Tuh, wan, kelakuan banget, sekarang setiap malam tidurnya jam 2 pagi, masa,” suara Hendro menghentakkan kepalaku, betul dugaanku, dia berniat mengumumkan ke seluruh siswa dengan suaranya yang toa itu. Tatapanku sudah siap menelan suaranya, tapi justru aku yang tercekat, ia datang membawa Wawan, Ketua Kelas IPS-1. Dahiku mengernyit gugup. Wawan dengan santainya duduk di bangku depan mejaku, menatapku sedikit, kemudian mengalihkan tatapannya ke tumpukan kertas di hadapannya.

            “Karena ini kamu tidur dini hari?” tanyanya sambil menunjuk kertas-kertasku. Aku berkedip gugup, kemudian tersenyum meringis. Ia menggelengkan kepalanya, “Sya, kamu itu sudah pintar, ngapain belajar sampai sekuat itu? Sudah mending kita makan di kantin, yuk,” lanjutnya sambil menarik pensil di tanganku, meletakkannya di atas kertas-kertasku, tanpa menarik tanganku ia berdiri, memberi tatapan ‘ayo ikut aku’. Ia agak berbeda dengan yang lain, kadang teman lelakiku sengaja menarik lenganku, membuatku memberi tatapan kesal, kemudian mereka tertawa-tawa. Atau ada yang menghormati prinsipku tapi dengan kesan meledek. Wawan tidak begitu, ia betul-betul menghormatiku. Membuatku agak segan memang.

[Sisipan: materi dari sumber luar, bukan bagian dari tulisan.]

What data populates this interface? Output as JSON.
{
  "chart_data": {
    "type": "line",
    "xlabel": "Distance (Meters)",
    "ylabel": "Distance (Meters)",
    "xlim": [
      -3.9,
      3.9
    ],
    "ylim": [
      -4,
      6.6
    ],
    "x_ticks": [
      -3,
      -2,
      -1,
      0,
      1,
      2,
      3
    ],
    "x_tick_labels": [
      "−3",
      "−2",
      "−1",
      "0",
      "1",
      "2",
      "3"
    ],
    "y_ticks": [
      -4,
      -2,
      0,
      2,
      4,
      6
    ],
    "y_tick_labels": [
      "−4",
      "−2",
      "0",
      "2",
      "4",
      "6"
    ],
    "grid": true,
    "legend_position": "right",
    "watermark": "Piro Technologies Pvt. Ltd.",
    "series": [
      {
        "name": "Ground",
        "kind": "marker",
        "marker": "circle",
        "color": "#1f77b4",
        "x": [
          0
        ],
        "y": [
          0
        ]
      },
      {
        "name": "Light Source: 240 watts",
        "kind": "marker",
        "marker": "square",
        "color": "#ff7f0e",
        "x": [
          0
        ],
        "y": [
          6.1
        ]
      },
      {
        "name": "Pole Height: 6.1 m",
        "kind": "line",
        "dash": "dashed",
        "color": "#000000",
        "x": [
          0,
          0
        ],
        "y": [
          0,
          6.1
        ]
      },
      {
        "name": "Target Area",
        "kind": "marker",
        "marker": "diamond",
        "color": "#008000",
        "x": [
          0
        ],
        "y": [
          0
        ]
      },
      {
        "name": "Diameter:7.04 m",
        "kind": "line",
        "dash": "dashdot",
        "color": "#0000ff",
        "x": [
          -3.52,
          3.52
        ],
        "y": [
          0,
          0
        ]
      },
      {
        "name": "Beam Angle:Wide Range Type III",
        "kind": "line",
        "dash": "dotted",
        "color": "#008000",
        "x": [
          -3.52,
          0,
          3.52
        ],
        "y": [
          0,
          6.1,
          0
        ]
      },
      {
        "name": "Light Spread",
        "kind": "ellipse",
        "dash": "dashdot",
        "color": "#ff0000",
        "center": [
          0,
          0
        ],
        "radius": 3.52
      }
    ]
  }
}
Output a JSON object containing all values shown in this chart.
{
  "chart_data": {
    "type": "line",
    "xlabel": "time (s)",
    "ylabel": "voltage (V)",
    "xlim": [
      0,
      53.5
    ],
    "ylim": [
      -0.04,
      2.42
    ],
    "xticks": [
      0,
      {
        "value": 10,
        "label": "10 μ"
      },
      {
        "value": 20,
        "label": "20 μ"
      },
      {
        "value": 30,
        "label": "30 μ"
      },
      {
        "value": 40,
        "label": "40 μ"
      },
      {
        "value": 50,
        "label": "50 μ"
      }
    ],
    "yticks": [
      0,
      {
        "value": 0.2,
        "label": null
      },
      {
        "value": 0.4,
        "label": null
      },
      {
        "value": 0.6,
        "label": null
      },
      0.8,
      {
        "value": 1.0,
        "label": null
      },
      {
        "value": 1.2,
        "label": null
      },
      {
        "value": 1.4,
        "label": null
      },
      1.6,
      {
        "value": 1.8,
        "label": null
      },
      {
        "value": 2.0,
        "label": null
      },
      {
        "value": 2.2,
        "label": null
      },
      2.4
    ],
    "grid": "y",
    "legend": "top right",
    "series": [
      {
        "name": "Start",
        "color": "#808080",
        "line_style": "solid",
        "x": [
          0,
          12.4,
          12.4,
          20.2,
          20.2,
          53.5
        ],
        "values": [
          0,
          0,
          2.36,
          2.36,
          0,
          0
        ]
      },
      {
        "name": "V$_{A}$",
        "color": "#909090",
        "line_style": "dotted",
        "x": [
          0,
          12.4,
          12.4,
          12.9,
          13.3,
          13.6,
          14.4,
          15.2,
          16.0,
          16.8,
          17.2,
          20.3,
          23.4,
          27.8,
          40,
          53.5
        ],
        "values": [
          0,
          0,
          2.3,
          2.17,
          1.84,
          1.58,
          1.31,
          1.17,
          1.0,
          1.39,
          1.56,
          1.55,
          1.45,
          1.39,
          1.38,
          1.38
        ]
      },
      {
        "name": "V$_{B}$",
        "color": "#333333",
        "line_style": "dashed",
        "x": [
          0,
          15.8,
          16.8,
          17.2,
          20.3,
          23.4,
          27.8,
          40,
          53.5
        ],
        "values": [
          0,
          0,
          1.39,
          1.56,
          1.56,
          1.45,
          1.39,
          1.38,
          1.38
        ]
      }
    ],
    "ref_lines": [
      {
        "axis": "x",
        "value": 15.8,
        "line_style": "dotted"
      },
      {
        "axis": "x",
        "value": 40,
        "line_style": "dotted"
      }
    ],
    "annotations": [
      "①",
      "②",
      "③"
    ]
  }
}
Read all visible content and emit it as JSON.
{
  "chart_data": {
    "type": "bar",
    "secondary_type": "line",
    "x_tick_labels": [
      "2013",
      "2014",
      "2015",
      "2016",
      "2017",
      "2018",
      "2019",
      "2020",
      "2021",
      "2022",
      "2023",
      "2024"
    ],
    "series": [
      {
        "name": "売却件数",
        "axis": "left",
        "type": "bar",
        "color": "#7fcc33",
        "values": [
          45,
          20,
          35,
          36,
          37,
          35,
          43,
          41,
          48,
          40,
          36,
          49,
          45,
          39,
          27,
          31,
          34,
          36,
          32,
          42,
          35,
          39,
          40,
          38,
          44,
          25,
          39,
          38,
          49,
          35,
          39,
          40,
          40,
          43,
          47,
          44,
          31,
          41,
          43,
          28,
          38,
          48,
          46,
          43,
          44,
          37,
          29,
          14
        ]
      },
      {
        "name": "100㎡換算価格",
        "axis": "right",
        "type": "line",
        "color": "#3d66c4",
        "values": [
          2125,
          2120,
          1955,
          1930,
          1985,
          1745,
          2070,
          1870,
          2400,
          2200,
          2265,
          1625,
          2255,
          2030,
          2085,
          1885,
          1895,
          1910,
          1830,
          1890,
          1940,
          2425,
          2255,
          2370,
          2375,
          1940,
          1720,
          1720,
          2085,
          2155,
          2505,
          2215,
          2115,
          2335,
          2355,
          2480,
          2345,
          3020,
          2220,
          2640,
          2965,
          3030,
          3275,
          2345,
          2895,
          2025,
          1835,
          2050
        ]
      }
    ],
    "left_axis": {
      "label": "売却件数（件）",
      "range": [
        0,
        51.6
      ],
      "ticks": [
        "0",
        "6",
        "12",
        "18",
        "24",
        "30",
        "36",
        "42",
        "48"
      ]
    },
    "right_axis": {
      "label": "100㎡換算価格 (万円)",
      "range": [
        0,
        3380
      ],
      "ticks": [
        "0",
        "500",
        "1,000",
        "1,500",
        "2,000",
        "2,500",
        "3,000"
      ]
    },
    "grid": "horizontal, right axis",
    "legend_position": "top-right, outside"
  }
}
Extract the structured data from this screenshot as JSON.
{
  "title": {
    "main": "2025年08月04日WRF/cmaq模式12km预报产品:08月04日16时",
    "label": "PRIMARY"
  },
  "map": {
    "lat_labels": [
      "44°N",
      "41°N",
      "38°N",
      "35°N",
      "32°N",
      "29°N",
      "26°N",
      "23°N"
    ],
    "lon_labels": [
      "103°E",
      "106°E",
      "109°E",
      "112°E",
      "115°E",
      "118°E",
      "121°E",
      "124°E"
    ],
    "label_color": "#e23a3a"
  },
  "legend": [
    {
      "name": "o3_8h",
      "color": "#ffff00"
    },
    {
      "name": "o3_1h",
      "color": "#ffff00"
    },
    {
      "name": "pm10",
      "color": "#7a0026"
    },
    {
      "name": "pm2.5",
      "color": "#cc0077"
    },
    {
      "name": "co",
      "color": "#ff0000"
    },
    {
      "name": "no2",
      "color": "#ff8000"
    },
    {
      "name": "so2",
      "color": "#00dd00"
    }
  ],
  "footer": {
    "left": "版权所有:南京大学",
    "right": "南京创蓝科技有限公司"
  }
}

            “Wan, kamu makan saja sama Hendro, aku lagi puasa insya Allah,” kataku sambil tersenyum tipis. Kulihat alis Wawan sedikit terangkat, “ah, kamu, ndro, nggak bilang kalau Fasya lagi puasa, kan, aku jadi nggak enak ngajakin makan,” ucapnya sambil melirik Hendro kesal, sedikit tersirat malu. Aku tersenyum, “santai saja, Wan...” Hendro malah cengangas-cengenges minta kulempari bangku. Sahabatku yang satu ini memang lucu, sering membuatku kesal, tapi wajahnya yang lucu sepaket dengan ekspresinya sering pula membuat kesalku luntur seketika.

               “Aku sih sudah tahu, Wan, kamu kurang perhatian berarti sama Fasya,” balas Hendro.

           “Oh, iya, besok-besok lebih perhatian lagi, deh,” kata Wawan, membuat dadaku tiba-tiba seperti tersengat listrik, dengan santainya dia berlenggang keluar kelas sambil melambaikan tangannya padaku, “ke kantin dulu, ya, Sya...” tersenyum.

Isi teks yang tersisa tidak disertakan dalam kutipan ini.